Thursday, September 18, 2014

Predicting the Existence of Circumbinary Planet Kepler-47d

Predicting a third planet in the Kepler-47 circumbinary system

Authors:

Hinse et al

Abstract:

We have explored the possibility of a third circumbinary planet having a dynamically stable orbit in the Kepler-47 system and producing the single, unexplained transit event (not associated with either the binary star or the two known circumbinary planets) reported in the discovery paper (Orosz et al. 2012). We applied the dynamical mapping MEGNO technique to identify regions in the phase space of the system where this third planet can maintain stable, quasi-periodic orbits.
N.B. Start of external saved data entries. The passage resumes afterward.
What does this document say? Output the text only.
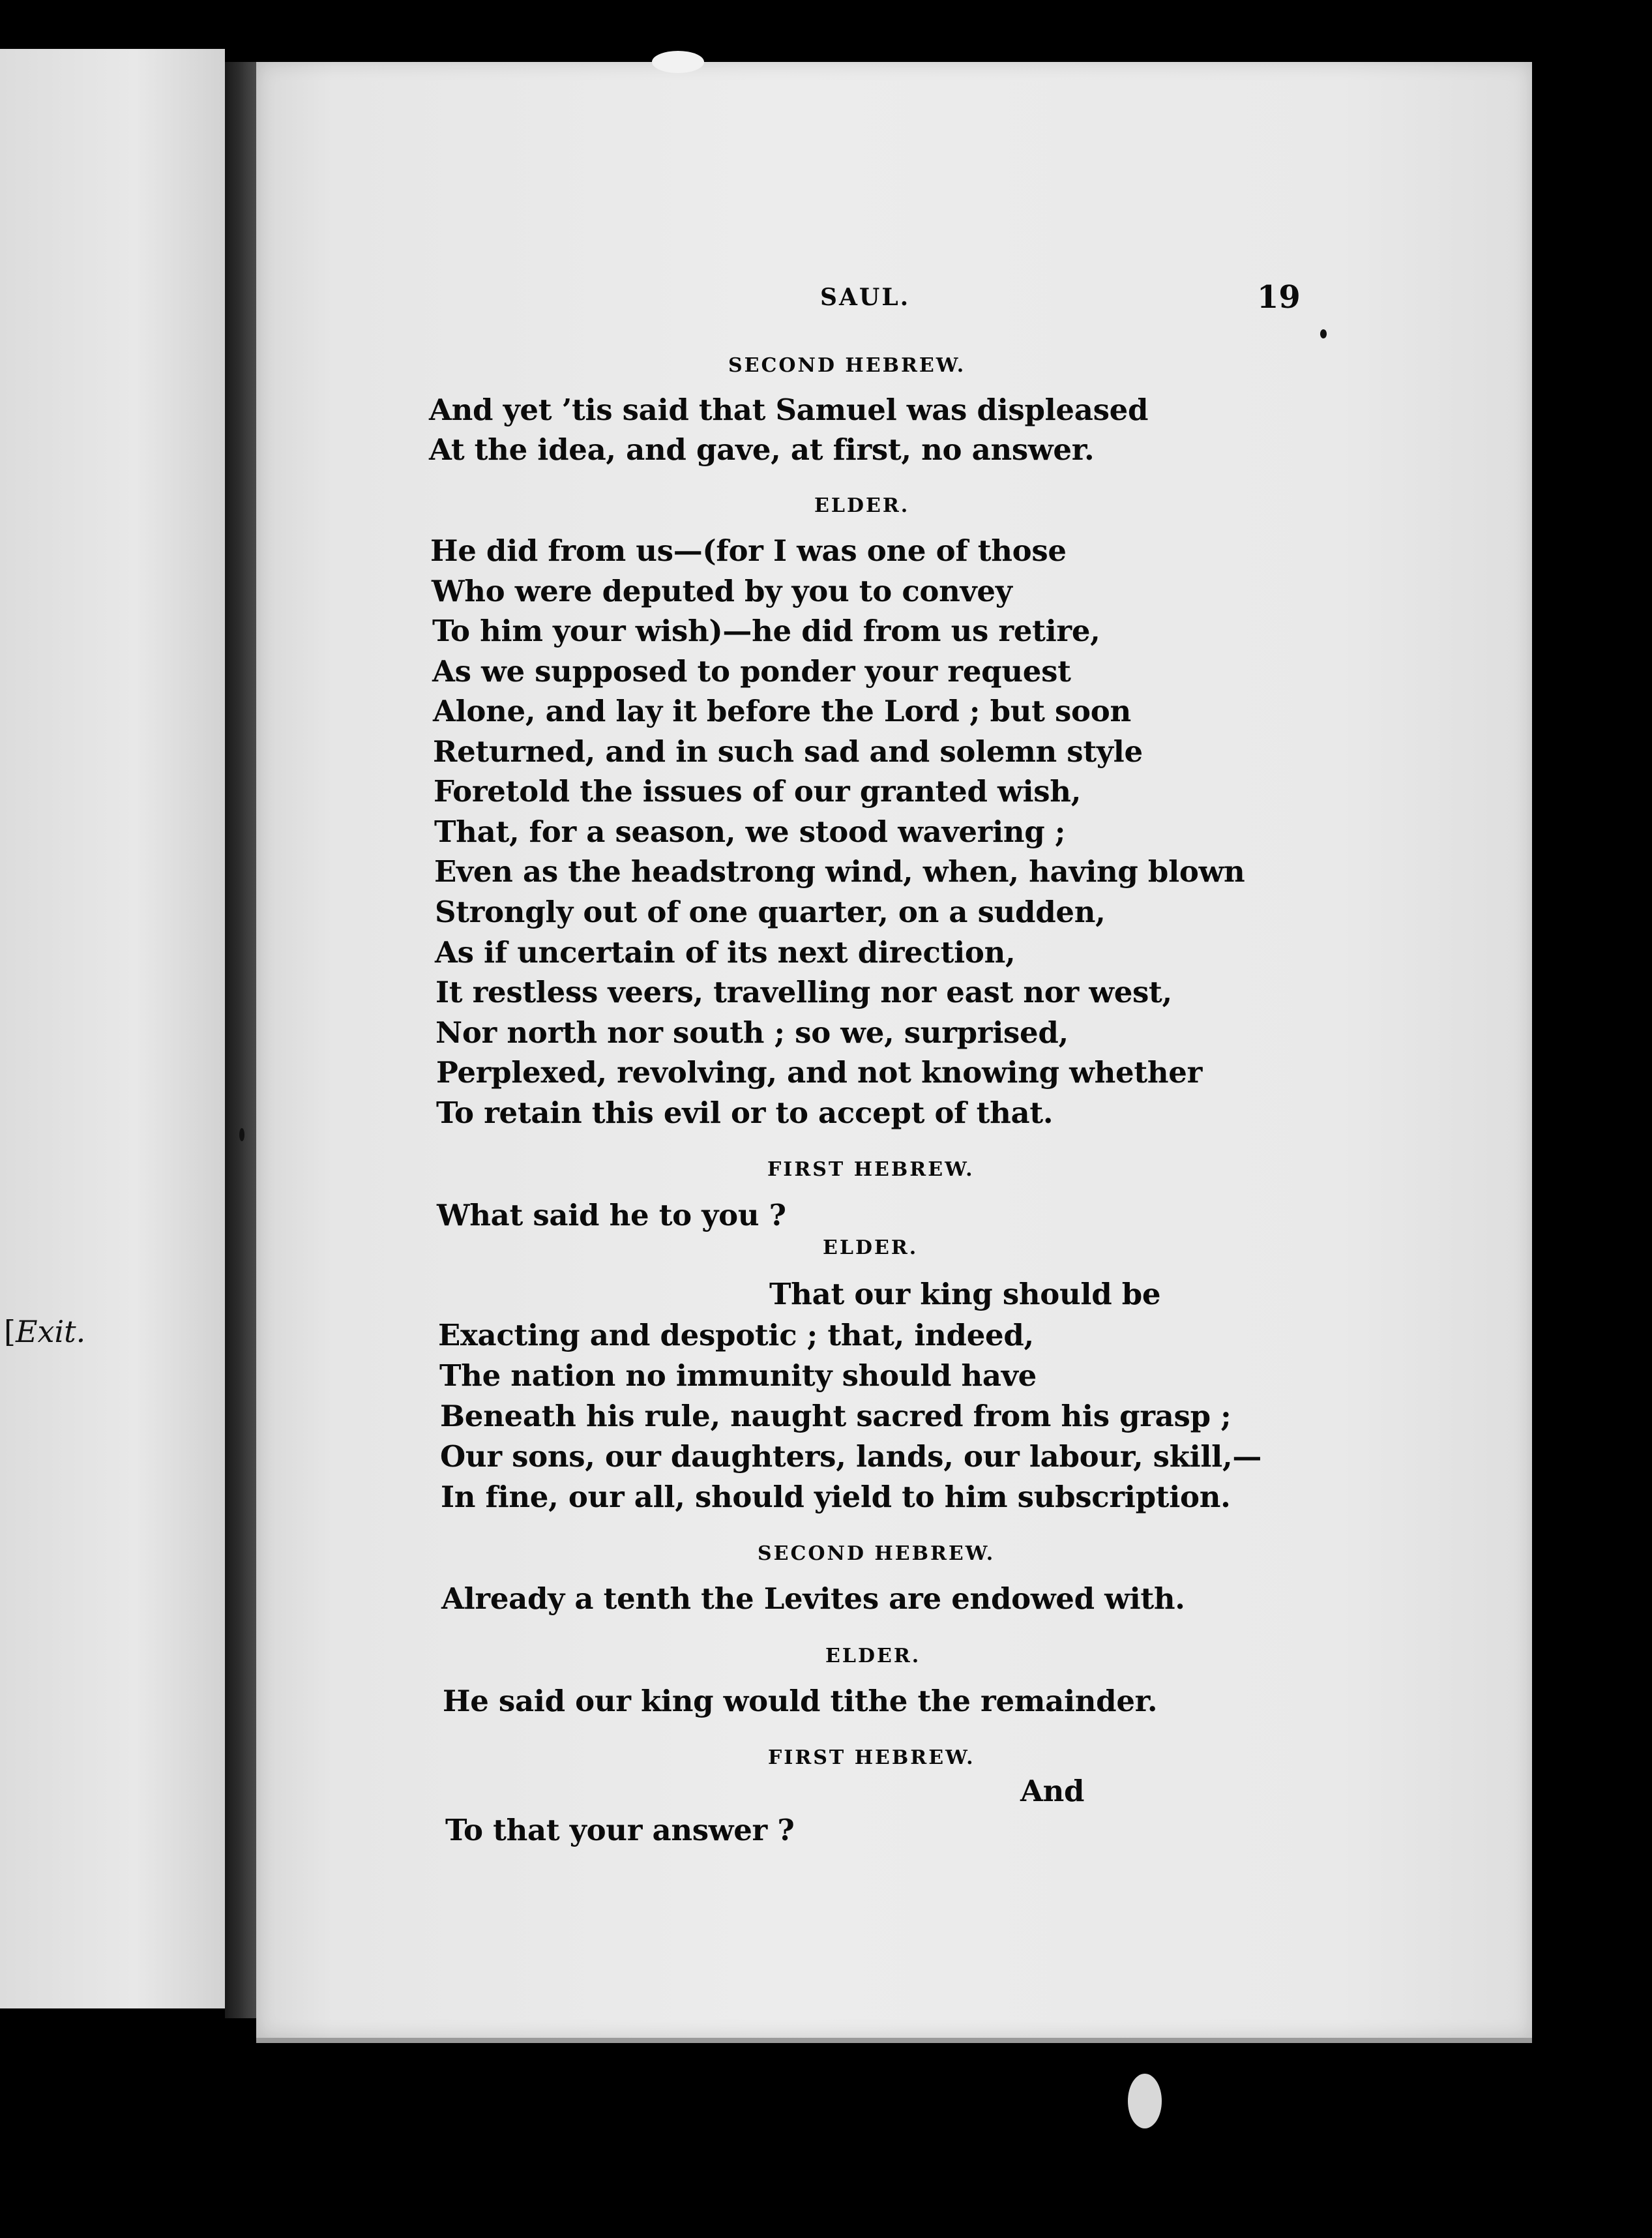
[Exit.
SAUL.	19
SECOND HEBREW.
And yet ’tis said that Samuel was displeased
At the idea, and gave, at first, no answer.
ELDER.
He did from us—(for I was one of those
Who were deputed by you to convey
To him your wish)—he did from us retire,
As we supposed to ponder your request
Alone, and lay it before the Lord ; but soon
Returned, and in such sad and solemn style
Foretold the issues of our granted wish,
That, for a season, we stood wavering ;
Even as the headstrong wind, when, having blown
Strongly out of one quarter, on a sudden,
As if uncertain of its next direction,
It restless veers, travelling nor east nor west,
Nor north nor south ; so we, surprised,
Perplexed, revolving, and not knowing whether
To retain this evil or to accept of that.
FIRST HEBREW.
What said he to you ?
ELDER.
That our king should be
Exacting and despotic ; that, indeed,
The nation no immunity should have
Beneath his rule, naught sacred from his grasp ;
Our sons, our daughters, lands, our labour, skill,—
In fine, our all, should yield to him subscription.
SECOND HEBREW.
Already a tenth the Levites are endowed with.
ELDER.
He said our king would tithe the remainder.
FIRST HEBREW.
And
To that your answer ?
The long-term, Lagrangian stability of the entire 5-body configuration (eclipsing binary + three planets) is confirmed by direct numerical integrations for 10 Myr. We identified several long-term stable regions between the two confirmed planets, and also an extended region beyond the orbit of the outer planet Kepler-47c. To further constrain the orbit of the hypothetical third planet, we compared the synthetic single transit duration it produces from the ensemble of stable orbits to the measured duration of the unexplained transit event (~4.15 hours). Due to the rich dynamics of the system, different stable orbits of such a hypothetical, third circumbinary planet can produce similar single-transit durations. To remove this degeneracy, we fixed the planet's orbit as circular and use the observed duration of the unexplained transit to analytically place an upper limit of 424 days for the planetary period. Our analysis strongly suggests that, if the yet unexplained single transit event is indeed due to a planetary object, then the most probable orbit for this undetected planet will be between Kepler-47b and Kepler-47c -- a region characterized by low-order mean motion resonances. We present our methodology in details, and discuss the implication of our results.